Learning a language? Immerse yourself!
It used to be better. Back before the Internet, headlines were almost always followed by what was called a Tag Line, which explained a bit more about the subject of the article. This resulted in headlines along these lines:
BIG TROUBLE IN LITTLE CHINA
Water Main Break in Chinatown Snarls Traffic in Sydney
The top line is the headline – a little difficult to know what it means even if English is your first language, possibly impossible if you’re a non-English speaker. Ah, but the tag line clears things up a bit. You might still be a little in the dark about local Sydney events and neighbourhoods, but you at least have some clue what the story will be dealing with.

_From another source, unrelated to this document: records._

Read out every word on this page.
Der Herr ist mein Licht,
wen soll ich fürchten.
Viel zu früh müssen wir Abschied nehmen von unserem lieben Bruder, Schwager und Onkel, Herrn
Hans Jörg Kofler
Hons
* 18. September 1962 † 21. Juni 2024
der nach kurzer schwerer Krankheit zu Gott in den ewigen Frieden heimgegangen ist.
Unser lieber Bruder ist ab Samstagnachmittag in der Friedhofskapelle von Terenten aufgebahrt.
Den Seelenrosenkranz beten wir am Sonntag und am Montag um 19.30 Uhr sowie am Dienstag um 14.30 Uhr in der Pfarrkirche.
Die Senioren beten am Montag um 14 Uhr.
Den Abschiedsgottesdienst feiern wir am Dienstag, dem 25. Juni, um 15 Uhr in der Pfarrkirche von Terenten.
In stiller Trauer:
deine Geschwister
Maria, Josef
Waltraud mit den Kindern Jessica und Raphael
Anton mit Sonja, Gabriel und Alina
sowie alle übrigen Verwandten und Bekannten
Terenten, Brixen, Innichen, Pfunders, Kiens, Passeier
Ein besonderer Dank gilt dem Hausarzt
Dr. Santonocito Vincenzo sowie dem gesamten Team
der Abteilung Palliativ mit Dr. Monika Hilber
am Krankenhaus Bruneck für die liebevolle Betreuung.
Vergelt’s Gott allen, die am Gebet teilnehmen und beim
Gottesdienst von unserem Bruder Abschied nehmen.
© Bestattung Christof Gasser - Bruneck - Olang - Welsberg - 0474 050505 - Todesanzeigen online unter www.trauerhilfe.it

But in the Internet age, tag lines are fading away, because all of the emphasis is on the headline. The headline is what will turn up in a web search, and it is often all a potential reader will see before deciding whether to read the article. As a result, headlines are becoming more and more simple, declarative, and easy to understand.
What Makes a Good Headline
The problem with headlines from a translation services point of view is that they are often purposefully obscure or poetic in nature, trying to be eye-catching while inviting the reader to investigate further. Many poor headlines give no information concerning what the article is about. Other headlines may seem to be very clear on what the article is about, but give no indication as to why you should read the article at all, as all the useful information appears to be contained in the headline itself. Other bad headlines can be preachy, colouring the subject with a clear bias.
Headlines can be frustrating. When seeking material to read in your target language, it can be difficult to tell what will be worth your time simply from the headline – but keeping some of these problems in mind can make it easier to bypass an inferior headline and get right to the text.